All this time the consciousness stands like a sentinel in a trench: you must hold on, hold on at all costs, without a quiver of fear or a slackening of vigilance, keeping an unshakable faith in the mission to be accomplished and in the help from above which inspires and sustains you. For the victory will go to the most enduring.
The Mother – On Education: CWM,Vol. 12, pp. 82 – 87
The psychic being at the time of death chooses what it will work out in the next birth and determines the character and conditions of the new personality. Life is for the evolutionary growth by experience in the conditions of the Ignorance till one is ready for the higher light.
Sri Aurobindo – Letters on Yoga – I: CWSA, Vol. 28, p. 532
…. The soul comes into birth for experience, for growth, for evolution till it can bring the Divine into matter. It is the central being that incarnates, not the outer personality—the personality is simply a mould that it creates for its figures of experience in that one life. In another birth it will create for itself a different personality, different capacities, a different life and career.
….
Another thing. It is not the personality, the character that is of the first importance in rebirth—it is the psychic being who stands behind the evolution of the nature and evolves with it. The psychic when it departs from the body, shedding even the mental and vital on its way to its resting place, carries with it the heart of its experiences,—not the physical events, not the vital movements, not the mental buildings, not the capacities or characters, but something essential that it gathered from them, what might be called the divine element for the sake of which the rest existed. That is the permanent addition, it is that that helps in the growth towards the Divine.
Sri Aurobindo – Letters on Yoga – I: CWSA, Vol. 28, pp. 543 – 44
A Heart was felt in the spaces wide and bare,
A burning Love from white spiritual founts
Annulled the sorrow of the ignorant depths;
Suffering was lost in her immortal smile.
A Life from beyond grew conqueror here of death;
To err no more was natural to mind;
Wrong could not come where all was light and love.
Sri Aurobindo – Savitri: CWSA, Vol. 33 , Book Three, p. 313
The Fear of Death
Death wanders through our lives at will, sweet Death
Is busy with each intake of our breath.
Why do you fear her? Lo, her laughing face
All rosy with the light of jocund grace!
A kind and lovely maiden culling flowers
In a sweet garden fresh with vernal showers,
This is the thing you fear, young portress bright
Who opens to our souls the worlds of light.
Is it because the twisted stem must feel
Pain when the tenderest hands its glory steal?

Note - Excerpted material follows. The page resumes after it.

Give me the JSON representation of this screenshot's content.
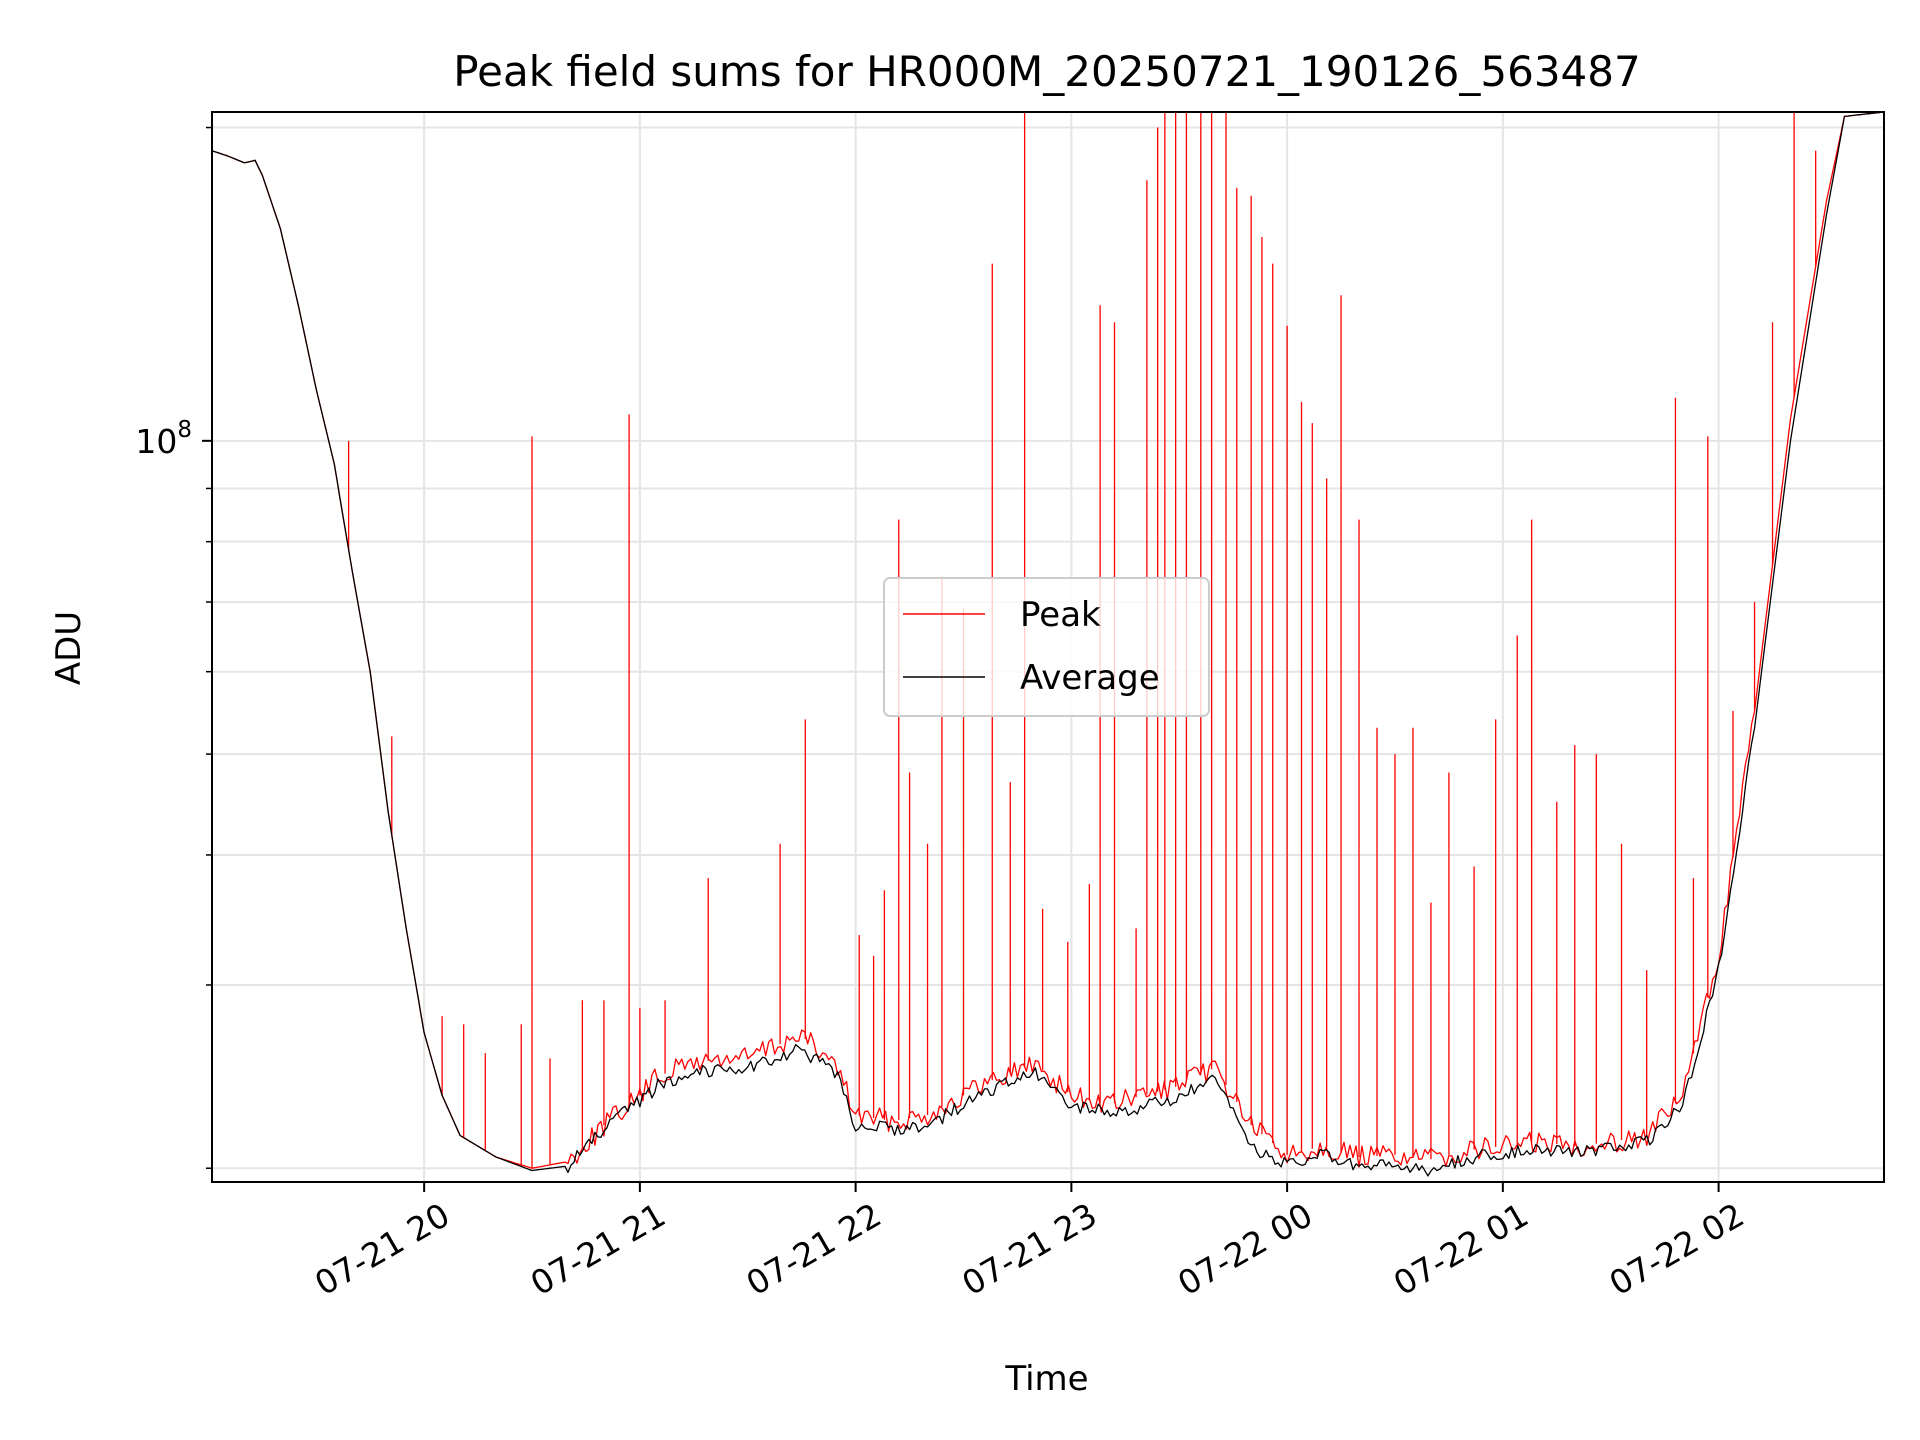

Is it because the flowerless stalk droops dull
And ghastly now that was so beautiful?
Or is it the opening portal’s horrid jar
That shakes you, feeble souls of courage bare?
Death is but changing of our robes to wait
In wedding garments at the Eternal’s gate.
Sri Aurobindo – Collected Poems: CWSA, Vol. 2, p. 219
Life and Death
Life, death,—death, life; the words have led for ages
Our thought and consciousness and firmly seemed
Two opposites; but now long-hidden pages
Are opened, liberating truths undreamed.
Life only is, or death is life disguised,—
Life a short death until by life we are surprised.